5. Aux termes de l'article de l'article 1er du décret du 1er septembre 1934 publié au Journal officiel du 5 septembre 1934 : " A partir du 1er mai 1934, il appartient au ministre de l'Education nationale de pourvoir, par ses services ordinaires et avec l'assistance du comité national spécialement constitué à cet effet, à l'attribution des prêts d'honneur constitués par la loi du 30 juin 1923 et de veiller aux conditions de leur concession et à la régularité de leur remboursement ". Aux termes de l'article 10 du même décret : " L'engagement d'honneur de rembourser le montant du prêt est pris par le bénéficiaire, devant le recteur ou son délégué, avant que le prêt lui soit versé. (...) / Le bénéficiaire s'engage à commencer le remboursement au plus tard dans la dixième année qui suit l'obtention du grade ou titre postulé ou la réalisation des travaux entrepris. Pour les étudiants qui auraient abandonné les études en vue desquelles un prêt leur aurait été consenti, le délai de dix ans commence à courir à partir de la date du dernier versement. ". Aux termes de l'article 12 de ce décret : " Le recteur de l'académie tient un registre des prêts et des adresses successives des bénéficiaires dont il détient les dossiers. Chaque année, il établit des relevés des sommes échues et les transmet au comité local. Celui-ci rappelle aux intéressés l'obligation qu'ils ont souscrite. Si, au cours de l'année qui suit le rappel, le titulaire du prêt ne s'est pas entièrement libéré, le comité local réunit tous les renseignements concernant sa situation actuelle et transmet au recteur le dossier ainsi formé (...) ". Aux termes de l'article 15, " Le remboursement des prêts d'honneur est effectué entre les mains de l'agent comptable de l'université au siège de laquelle fonctionne le comité local qui détient le dossier du remboursement avec affectation spéciale aux prêts d'honneur ".

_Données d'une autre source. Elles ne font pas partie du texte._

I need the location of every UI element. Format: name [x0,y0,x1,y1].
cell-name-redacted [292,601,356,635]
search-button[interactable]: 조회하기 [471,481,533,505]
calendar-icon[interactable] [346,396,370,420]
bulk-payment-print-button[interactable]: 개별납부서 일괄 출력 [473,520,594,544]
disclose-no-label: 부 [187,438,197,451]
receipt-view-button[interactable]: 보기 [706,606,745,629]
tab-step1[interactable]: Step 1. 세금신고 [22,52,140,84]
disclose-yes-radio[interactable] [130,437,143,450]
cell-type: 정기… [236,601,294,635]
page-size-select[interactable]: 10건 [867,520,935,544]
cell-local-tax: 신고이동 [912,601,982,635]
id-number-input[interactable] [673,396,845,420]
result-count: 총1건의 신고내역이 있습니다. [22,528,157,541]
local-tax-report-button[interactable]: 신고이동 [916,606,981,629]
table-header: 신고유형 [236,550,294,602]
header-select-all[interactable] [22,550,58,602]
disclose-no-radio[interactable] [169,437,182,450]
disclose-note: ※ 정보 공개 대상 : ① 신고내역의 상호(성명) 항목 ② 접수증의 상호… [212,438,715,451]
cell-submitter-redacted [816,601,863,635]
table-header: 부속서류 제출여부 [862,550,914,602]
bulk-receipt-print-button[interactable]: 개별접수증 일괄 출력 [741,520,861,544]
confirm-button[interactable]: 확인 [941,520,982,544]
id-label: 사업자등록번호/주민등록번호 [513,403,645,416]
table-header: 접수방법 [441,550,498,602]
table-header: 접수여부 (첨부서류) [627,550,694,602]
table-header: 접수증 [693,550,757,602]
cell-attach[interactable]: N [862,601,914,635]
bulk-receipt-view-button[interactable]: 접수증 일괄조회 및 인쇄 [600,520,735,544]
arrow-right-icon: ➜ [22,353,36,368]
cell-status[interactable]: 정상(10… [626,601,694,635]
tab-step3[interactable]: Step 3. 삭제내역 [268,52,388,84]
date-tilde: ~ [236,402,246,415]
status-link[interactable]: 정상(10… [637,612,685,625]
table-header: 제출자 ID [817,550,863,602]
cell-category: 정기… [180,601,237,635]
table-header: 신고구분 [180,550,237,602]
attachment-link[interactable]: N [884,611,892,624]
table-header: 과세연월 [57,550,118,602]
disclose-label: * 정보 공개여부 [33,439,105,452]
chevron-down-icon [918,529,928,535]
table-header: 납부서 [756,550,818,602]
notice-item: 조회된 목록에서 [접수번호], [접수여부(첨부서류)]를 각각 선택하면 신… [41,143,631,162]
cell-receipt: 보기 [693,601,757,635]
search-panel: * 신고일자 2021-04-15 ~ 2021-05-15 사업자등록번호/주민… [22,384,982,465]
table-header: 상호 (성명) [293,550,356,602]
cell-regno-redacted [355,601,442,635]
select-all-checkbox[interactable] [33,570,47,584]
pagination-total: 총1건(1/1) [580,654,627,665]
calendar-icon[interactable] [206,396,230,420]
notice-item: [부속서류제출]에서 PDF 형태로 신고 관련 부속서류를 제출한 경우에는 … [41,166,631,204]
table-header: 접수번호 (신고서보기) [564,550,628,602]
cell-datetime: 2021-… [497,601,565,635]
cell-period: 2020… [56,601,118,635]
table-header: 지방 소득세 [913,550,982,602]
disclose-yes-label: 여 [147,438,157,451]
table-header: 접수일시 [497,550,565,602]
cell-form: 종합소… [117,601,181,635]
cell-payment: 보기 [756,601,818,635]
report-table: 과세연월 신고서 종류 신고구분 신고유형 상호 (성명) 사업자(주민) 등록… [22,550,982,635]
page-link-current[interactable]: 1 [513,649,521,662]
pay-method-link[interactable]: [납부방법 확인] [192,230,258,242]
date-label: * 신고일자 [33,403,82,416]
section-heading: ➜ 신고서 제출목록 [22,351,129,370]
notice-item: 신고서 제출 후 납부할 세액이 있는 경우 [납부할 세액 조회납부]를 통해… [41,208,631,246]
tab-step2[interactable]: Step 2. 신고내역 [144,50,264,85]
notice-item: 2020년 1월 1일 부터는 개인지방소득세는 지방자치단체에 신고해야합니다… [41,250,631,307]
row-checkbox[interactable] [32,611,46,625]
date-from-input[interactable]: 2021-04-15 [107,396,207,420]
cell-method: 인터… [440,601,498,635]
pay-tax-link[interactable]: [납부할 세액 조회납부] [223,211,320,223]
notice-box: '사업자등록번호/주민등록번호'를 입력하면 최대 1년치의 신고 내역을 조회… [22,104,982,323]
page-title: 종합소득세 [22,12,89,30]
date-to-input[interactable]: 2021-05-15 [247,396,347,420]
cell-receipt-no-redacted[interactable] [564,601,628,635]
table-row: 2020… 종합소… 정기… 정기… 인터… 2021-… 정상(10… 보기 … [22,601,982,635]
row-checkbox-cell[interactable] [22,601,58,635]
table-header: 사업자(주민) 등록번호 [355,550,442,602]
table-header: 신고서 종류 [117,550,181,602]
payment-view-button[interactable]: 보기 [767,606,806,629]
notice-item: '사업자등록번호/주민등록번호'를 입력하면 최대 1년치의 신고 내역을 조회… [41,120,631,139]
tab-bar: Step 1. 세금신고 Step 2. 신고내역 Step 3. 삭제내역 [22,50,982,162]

6. Il résulte de l'instruction que, par un courrier du 14 décembre 1999, M. D..., qui était inscrit à l'institut d'études judiciaires pour la préparation au concours d'entrée à l'école nationale de la magistrature, a accepté le prêt d'honneur d'un montant de 13 900 francs qui lui a été alloué pour l'année universitaire 1999/2000 par le recteur de l'académie de Bordeaux et a pris l'engagement d'honorer le remboursement de ce prêt au plus tard dans la dixième année suivant la fin des études pour lesquelles il avait été sollicité. M. D... doit être regardé comme ayant abandonné les études en vue desquelles un prêt lui a été consenti compte tenu de ce qu'il n'établit pas avoir été reçu au concours de l'école nationale de la magistrature. Il s'ensuit qu'à compter de l'écoulement du délai de dix ans courant à partir du 14 décembre 1999, date du dernier versement du prêt, l'administration disposait d'une créance à l'encontre de M. D..., soit à compter du 15 décembre 2009.

7. En vertu de l'article 2224 du code civil, l'administration disposait d'un délai de cinq ans à compter du 15 décembre 2009 pour soumettre M. D... à l'obligation de remboursement de ce prêt d'honneur. Le titre exécutoire du 11 juillet 2017 ayant été pris après l'expiration de ce délai, la prescription quinquennale fait obstacle à ce que soit mis à la charge de M. D... le remboursement de la somme de 2 119,04 euros. Par suite, M. D... est fondé à soutenir que cette créance était prescrite à la date du titre exécutoire émis à son encontre.

8. Il résulte de ce qui précède que M. D... est fondé à soutenir que c'est à tort que, par le jugement attaqué, le tribunal administratif de Grenoble a rejeté sa demande tendant à l'annulation du titre exécutoire du 11 juillet 2017 et de la décision implicite de rejet de son recours gracieux et à ce qu'il soit déchargé de l'obligation de payer mise à sa charge par ce titre exécutoire.

DECIDE :

Article 1er : Le jugement du 13 février 2020 du tribunal administratif de Grenoble est annulé.

Article 2 : Le titre exécutoire du 11 juillet 2017 d'un montant de 2 119,04 euros émis à l'encontre de M. D... est annulé.

Article 3 : M. D... est déchargé de l'obligation de payer mise à sa charge par le titre exécutoire mentionné à l'article précédent.

Article 4 : Le présent arrêt sera notifié à M. B... D..., à la ministre de l'enseignement supérieur, de la recherche et de l'innovation et à la direction départementale des finances publiques de la Haute-Savoie.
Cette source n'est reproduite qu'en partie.